High-level corruption remains an issue in the Western Balkans and three Eastern Partnership countries. Moldova and Ukraine have notably suffered from high profile banking frauds, with little progress in the prosecution of those involved and in the recovery of the stolen assets. In Moldova, important actions have been undertaken, but these efforts need to be fully implemented and sustained. In Ukraine, it is important to safeguard and further strengthen the independence of anti-corruption institutions, including by guaranteeing non-political and merit-based appointment procedures for leadership positions. EU support will continue to be conditional and will be linked to concrete progress in the reform agenda and in particular in the fields of anti-corruption and justice, says the European Commission’s report on the assessment of the fulfillment of the visa liberalization requirements by the Western Balkans and by three Eastern Partnership countries, which is quoted by IPN.
Commissioner for Home Affairs Ylva Johansson said the visa liberalization process is a powerful tool to advance transformative reforms, including in the area of justice and security. It fosters people-to-people contacts and strengthens the ties between the EU and the citizens of Western Balkans and Eastern Partnership countries. “Over the years, we have seen significant progress by the visa-free partners that reinforces our bonds. Continuous efforts are needed to preserve these achievements,” stated the official.
The report says all countries (Albania, Bosnia and Herzegovina, Montenegro, North Macedonia and Serbia, and also Georgia, Moldova, and Ukraine) continued to take measures to prevent and fight against organized crime, including through operational cooperation with Member States’ law enforcement authorities. However, further efforts are needed to address security concerns due to crime-related challenges.
According to the European Commission’s report, all countries assessed continue to take measures to address irregular migration and border protection challenges. Coordination between border authorities and cooperation on readmission and return with all Western Balkan and Eastern Partnership countries remains positive. The overwhelming majority of citizens from the visa-free countries are bona fide travellers with legitimate grounds to travel to the EU. However, further efforts are needed to address ongoing concerns, including through targeted information campaigns on the rights and obligations of visa-free travel.
The report follows up on the Commission’s obligation under the Strengthened Visa Suspension Mechanism, adopted in March 2017, to monitor the continuous fulfillment of visa liberalization requirements by third countries and to report to the European Parliament and the Council at least once a year. The current report is the third under the Visa Suspension Mechanism, following the First Visa Suspension Mechanism Report of December 2017 and Second Visa Suspension Mechanism Report issued in December 2018. Data from this report relates to the 2019 calendar year and first half of 2020.
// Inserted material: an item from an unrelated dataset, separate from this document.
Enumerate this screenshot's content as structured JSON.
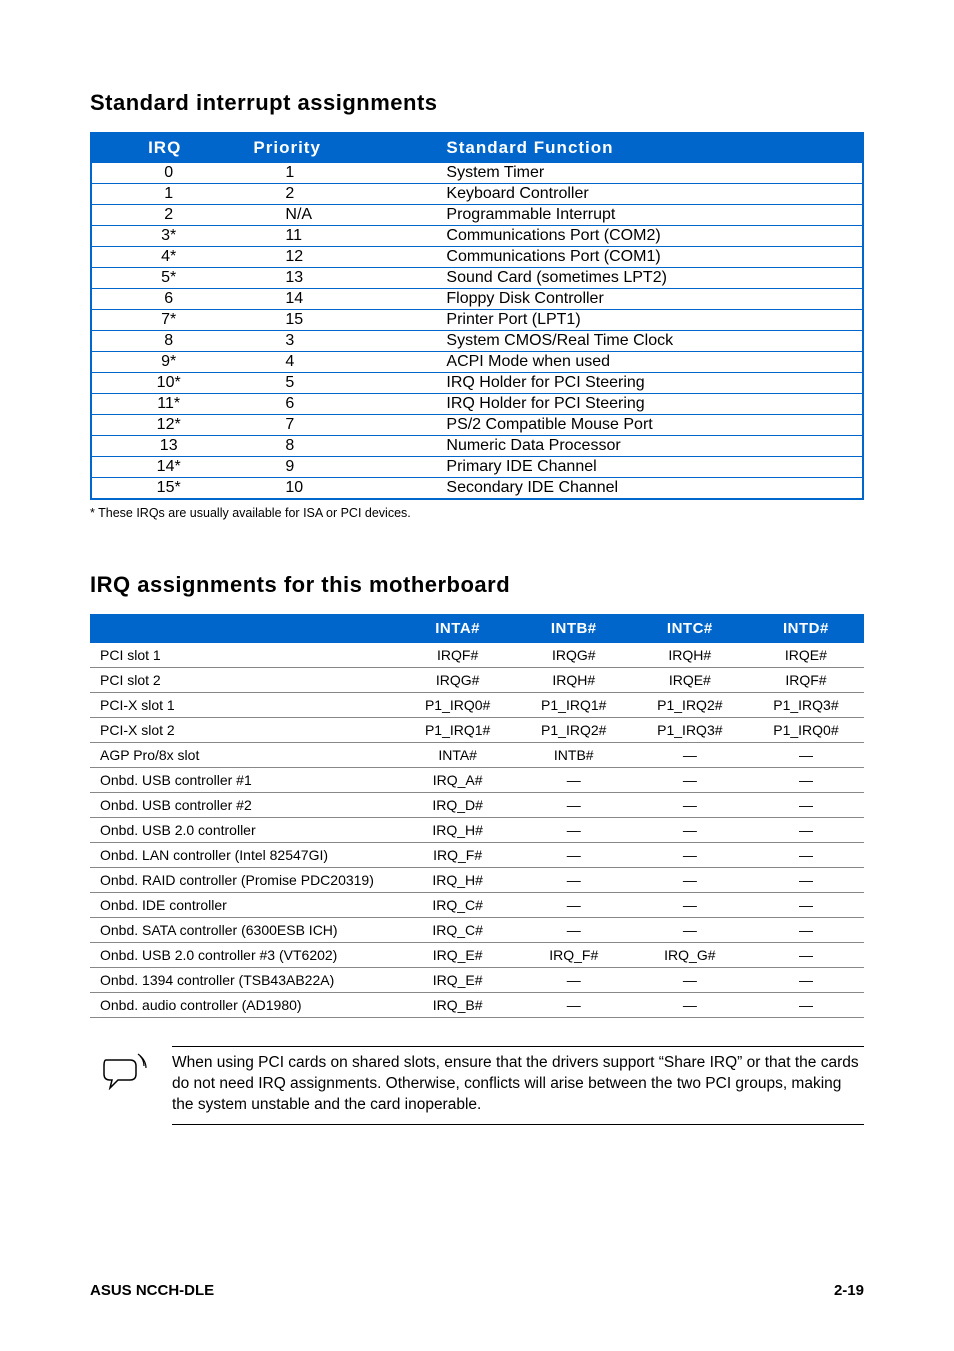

Overall, the visa-free travel scheme has fulfilled its purpose: it has strengthened people-to-people contact between the Western Balkans and Eastern Partnership countries and the EU, including with diaspora communities in the Member States, enhanced business opportunities and cultural exchanges, and enabled the visa-free countries’ citizens to get to know the EU better.
Visa-free travel for citizens of Montenegro, Serbia and North Macedonia has been in place since December 2009. For citizens of Albania and Bosnia and Herzegovina, visa-free travel is possible since the end of 2010. For Moldova visa-free travel entered into force in April 2014, for Georgia in March 2017 and for Ukraine in June 2017.